Danach kann Deutschland bei einer in der Schweiz ansässigen natürlichen Person, die nicht die schweizerische Staatsangehörigkeit besitzt und die in Deutschland insgesamt mindestens fünf Jahre unbeschränkt steuerpflichtig gewesen ist, in dem Jahr, in dem die unbeschränkte Steuerpflicht zuletzt geendet hat und in den folgenden fünf Jahren die aus Deutschland stammenden Einkünfte besteuern.
Das gilt jedoch ausnahmsweise nicht, wenn die natürliche Person in der Schweiz ansässig geworden ist, um dort eine echte unselbstständige Tätigkeit für einen Arbeitgeber auszuüben, an dem sie über das Arbeitsverhältnis hinaus weder unmittelbar noch mittelbar durch Beteiligung oder in anderer Weise wirtschaftlich wesentlich interessiert sei (Art. 4 Abs. 4 S. 4 DBA-Schweiz 1971).
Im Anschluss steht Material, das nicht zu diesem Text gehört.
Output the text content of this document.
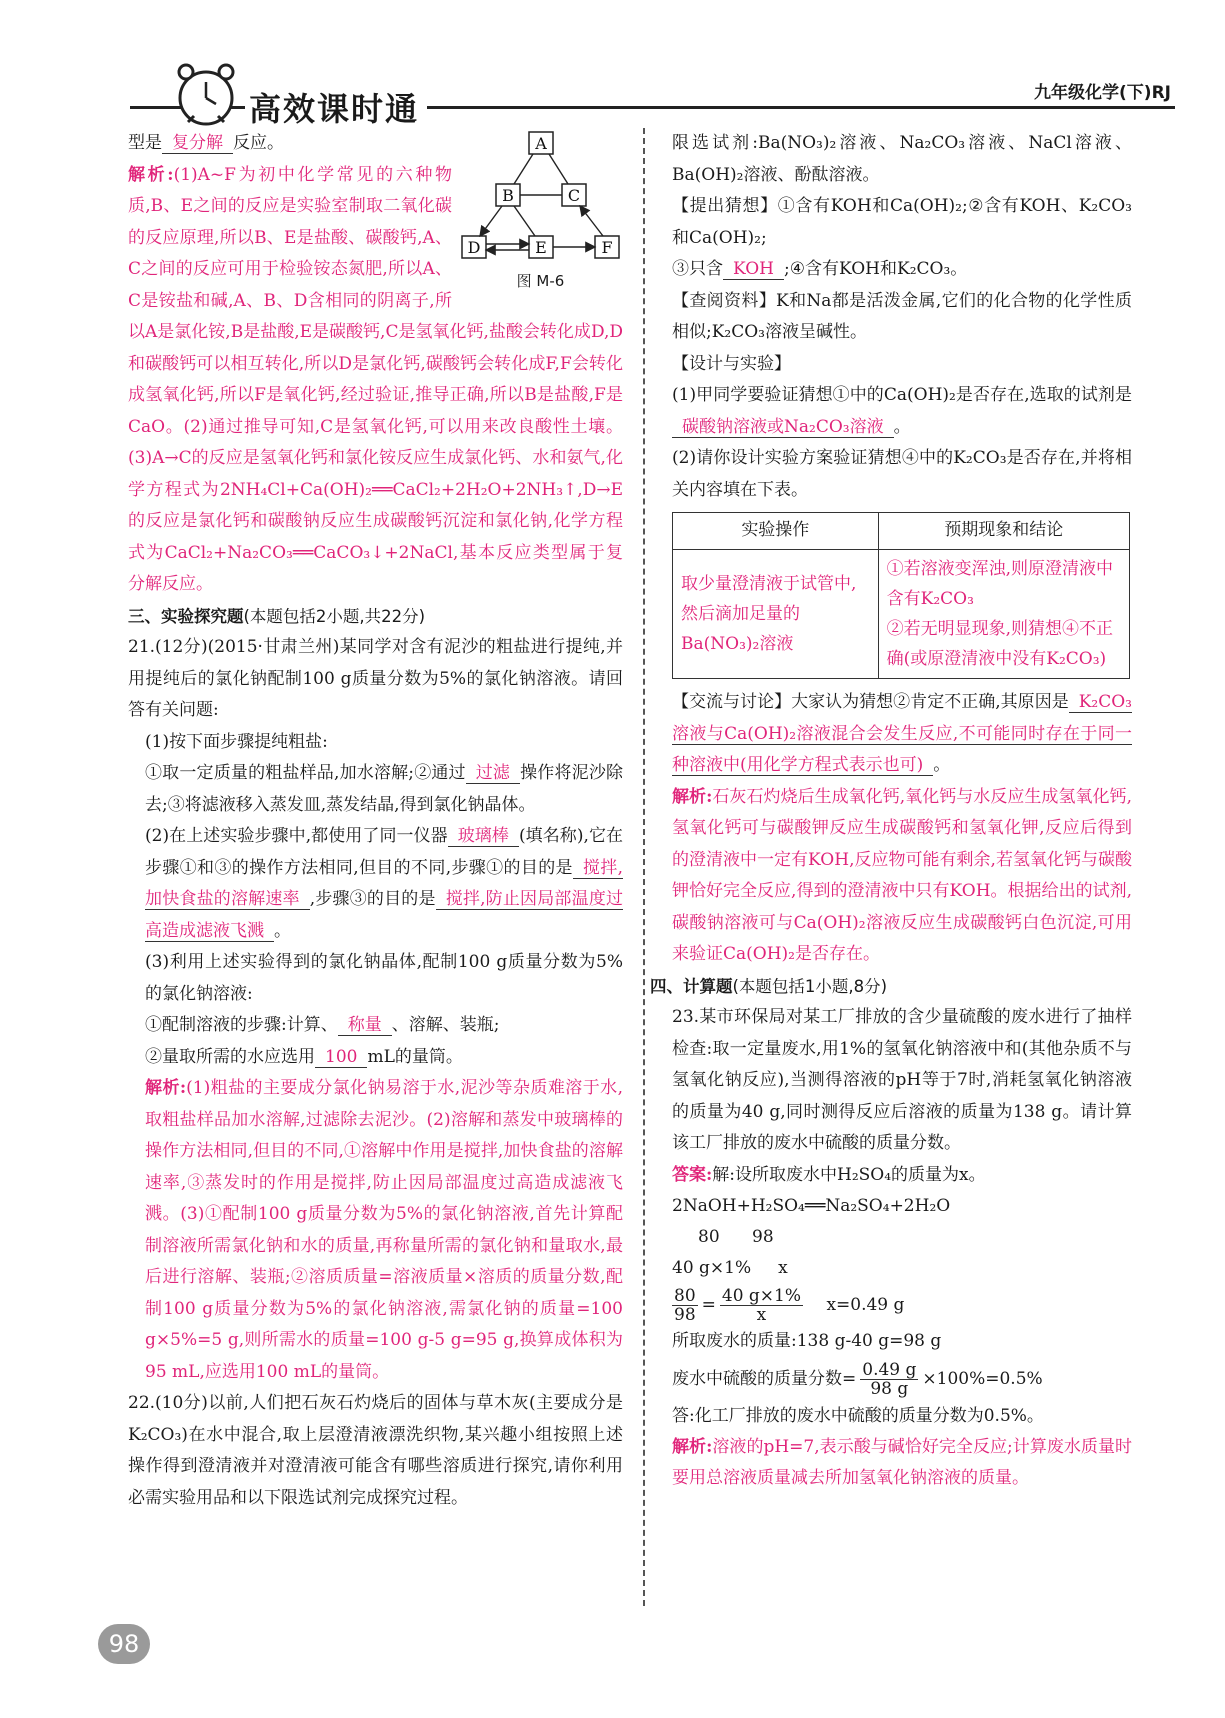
高效课时通	九年级化学(下)RJ
A
B	C
D	E	F
图 M-6

型是 复分解 反应。

解析:(1)A~F为初中化学常见的六种物质,B、E之间的反应是实验室制取二氧化碳的反应原理,所以B、E是盐酸、碳酸钙,A、C之间的反应可用于检验铵态氮肥,所以A、C是铵盐和碱,A、B、D含相同的阴离子,所以A是氯化铵,B是盐酸,E是碳酸钙,C是氢氧化钙,盐酸会转化成D,D和碳酸钙可以相互转化,所以D是氯化钙,碳酸钙会转化成F,F会转化成氢氧化钙,所以F是氧化钙,经过验证,推导正确,所以B是盐酸,F是CaO。(2)通过推导可知,C是氢氧化钙,可以用来改良酸性土壤。(3)A→C的反应是氢氧化钙和氯化铵反应生成氯化钙、水和氨气,化学方程式为2NH₄Cl+Ca(OH)₂══CaCl₂+2H₂O+2NH₃↑,D→E的反应是氯化钙和碳酸钠反应生成碳酸钙沉淀和氯化钠,化学方程式为CaCl₂+Na₂CO₃══CaCO₃↓+2NaCl,基本反应类型属于复分解反应。

三、实验探究题(本题包括2小题,共22分)

21.(12分)(2015·甘肃兰州)某同学对含有泥沙的粗盐进行提纯,并用提纯后的氯化钠配制100 g质量分数为5%的氯化钠溶液。请回答有关问题:

(1)按下面步骤提纯粗盐:

①取一定质量的粗盐样品,加水溶解;②通过 过滤 操作将泥沙除去;③将滤液移入蒸发皿,蒸发结晶,得到氯化钠晶体。

(2)在上述实验步骤中,都使用了同一仪器 玻璃棒 (填名称),它在步骤①和③的操作方法相同,但目的不同,步骤①的目的是 搅拌,加快食盐的溶解速率 ,步骤③的目的是 搅拌,防止因局部温度过高造成滤液飞溅 。

(3)利用上述实验得到的氯化钠晶体,配制100 g质量分数为5%的氯化钠溶液:

①配制溶液的步骤:计算、 称量 、溶解、装瓶;

②量取所需的水应选用 100 mL的量筒。

解析:(1)粗盐的主要成分氯化钠易溶于水,泥沙等杂质难溶于水,取粗盐样品加水溶解,过滤除去泥沙。(2)溶解和蒸发中玻璃棒的操作方法相同,但目的不同,①溶解中作用是搅拌,加快食盐的溶解速率,③蒸发时的作用是搅拌,防止因局部温度过高造成滤液飞溅。(3)①配制100 g质量分数为5%的氯化钠溶液,首先计算配制溶液所需氯化钠和水的质量,再称量所需的氯化钠和量取水,最后进行溶解、装瓶;②溶质质量=溶液质量×溶质的质量分数,配制100 g质量分数为5%的氯化钠溶液,需氯化钠的质量=100 g×5%=5 g,则所需水的质量=100 g-5 g=95 g,换算成体积为95 mL,应选用100 mL的量筒。

22.(10分)以前,人们把石灰石灼烧后的固体与草木灰(主要成分是K₂CO₃)在水中混合,取上层澄清液漂洗织物,某兴趣小组按照上述操作得到澄清液并对澄清液可能含有哪些溶质进行探究,请你利用必需实验用品和以下限选试剂完成探究过程。

限选试剂:Ba(NO₃)₂溶液、Na₂CO₃溶液、NaCl溶液、Ba(OH)₂溶液、酚酞溶液。

【提出猜想】①含有KOH和Ca(OH)₂;②含有KOH、K₂CO₃和Ca(OH)₂;

③只含 KOH ;④含有KOH和K₂CO₃。

【查阅资料】K和Na都是活泼金属,它们的化合物的化学性质相似;K₂CO₃溶液呈碱性。

【设计与实验】

(1)甲同学要验证猜想①中的Ca(OH)₂是否存在,选取的试剂是碳酸钠溶液或Na₂CO₃溶液 。

(2)请你设计实验方案验证猜想④中的K₂CO₃是否存在,并将相关内容填在下表。

实验操作	预期现象和结论
取少量澄清液于试管中,然后滴加足量的Ba(NO₃)₂溶液	①若溶液变浑浊,则原澄清液中含有K₂CO₃
②若无明显现象,则猜想④不正确(或原澄清液中没有K₂CO₃)

【交流与讨论】大家认为猜想②肯定不正确,其原因是 K₂CO₃溶液与Ca(OH)₂溶液混合会发生反应,不可能同时存在于同一种溶液中(用化学方程式表示也可) 。

解析:石灰石灼烧后生成氧化钙,氧化钙与水反应生成氢氧化钙,氢氧化钙可与碳酸钾反应生成碳酸钙和氢氧化钾,反应后得到的澄清液中一定有KOH,反应物可能有剩余,若氢氧化钙与碳酸钾恰好完全反应,得到的澄清液中只有KOH。根据给出的试剂,碳酸钠溶液可与Ca(OH)₂溶液反应生成碳酸钙白色沉淀,可用来验证Ca(OH)₂是否存在。

四、计算题(本题包括1小题,8分)

23.某市环保局对某工厂排放的含少量硫酸的废水进行了抽样检查:取一定量废水,用1%的氢氧化钠溶液中和(其他杂质不与氢氧化钠反应),当测得溶液的pH等于7时,消耗氢氧化钠溶液的质量为40 g,同时测得反应后溶液的质量为138 g。请计算该工厂排放的废水中硫酸的质量分数。

答案:解:设所取废水中H₂SO₄的质量为x。

2NaOH+H₂SO₄══Na₂SO₄+2H₂O

80      98

40 g×1%     x

$\frac{80}{98} = \frac{40 g\times 1\%}{x} x=0.49$ g

所取废水的质量:138 g-40 g=98 g

废水中硫酸的质量分数= $\frac{0.49 g}{98 g} \times 100\%=0.5\%$

答:化工厂排放的废水中硫酸的质量分数为0.5%。

解析:溶液的pH=7,表示酸与碱恰好完全反应;计算废水质量时要用总溶液质量减去所加氢氧化钠溶液的质量。

98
In diesen Fällen verzichtet Deutschland auf den ergänzenden Besteuerungsanspruch, da der Zuzug in die Schweiz auf Gründen beruht, die eine "Steuerflucht" aus dem Inland nicht vermuten lasse.
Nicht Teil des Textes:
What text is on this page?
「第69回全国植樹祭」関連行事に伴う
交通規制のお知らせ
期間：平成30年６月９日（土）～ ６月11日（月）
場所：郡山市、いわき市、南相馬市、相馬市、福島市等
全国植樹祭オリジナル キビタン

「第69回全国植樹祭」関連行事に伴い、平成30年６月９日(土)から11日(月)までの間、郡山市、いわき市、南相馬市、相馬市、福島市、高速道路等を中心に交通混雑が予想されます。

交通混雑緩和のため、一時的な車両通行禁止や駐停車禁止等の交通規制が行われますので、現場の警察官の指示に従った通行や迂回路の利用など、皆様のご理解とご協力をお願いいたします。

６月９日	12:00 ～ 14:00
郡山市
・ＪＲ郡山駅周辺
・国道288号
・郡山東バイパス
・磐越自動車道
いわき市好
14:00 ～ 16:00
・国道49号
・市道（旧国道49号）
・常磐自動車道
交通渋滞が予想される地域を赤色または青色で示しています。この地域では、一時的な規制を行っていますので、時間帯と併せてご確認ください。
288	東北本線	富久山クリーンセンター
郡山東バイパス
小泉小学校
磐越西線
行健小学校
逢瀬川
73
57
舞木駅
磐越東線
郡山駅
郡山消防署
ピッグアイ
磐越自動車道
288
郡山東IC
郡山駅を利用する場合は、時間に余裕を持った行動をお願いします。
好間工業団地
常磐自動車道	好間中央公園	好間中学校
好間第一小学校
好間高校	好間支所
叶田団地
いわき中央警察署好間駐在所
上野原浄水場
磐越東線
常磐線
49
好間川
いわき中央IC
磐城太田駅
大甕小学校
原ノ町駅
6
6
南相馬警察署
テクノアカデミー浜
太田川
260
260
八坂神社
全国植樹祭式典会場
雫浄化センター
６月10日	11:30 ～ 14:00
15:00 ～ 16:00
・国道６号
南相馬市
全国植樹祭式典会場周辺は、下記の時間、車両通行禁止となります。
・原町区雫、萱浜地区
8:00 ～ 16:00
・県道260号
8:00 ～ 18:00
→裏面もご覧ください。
2. Die Ausnahmevorschrift des Art. 4 Abs. 4 S. 4 DBA-Schweiz 1971 erfordert, dass das Ansässigwerden in der Schweiz in der Absicht erfolgt, um dort eine unselbstständige Tätigkeit auszuüben.
Allerdings ist das einzuschränken, und dazu hatte der BFH kürzlich bereits dreierlei erkannt (BFH, Urteil vom 02.09.2009, I R 111/08, BFH/NV 2009, 2044, BFH/PR 2010, 36):
- Die besagte Absicht muss keineswegs der alleinige Beweggrund für den Zuzug in die Schweiz sein. Es ist denkbar, dass andere Beweggründe (u.U. sogar vorrangiges) Motiv für den Umzug in die Schweiz waren, wenn nur die Absicht hinzu kommt, dort einer unselbstständigen Arbeit nachzugehen.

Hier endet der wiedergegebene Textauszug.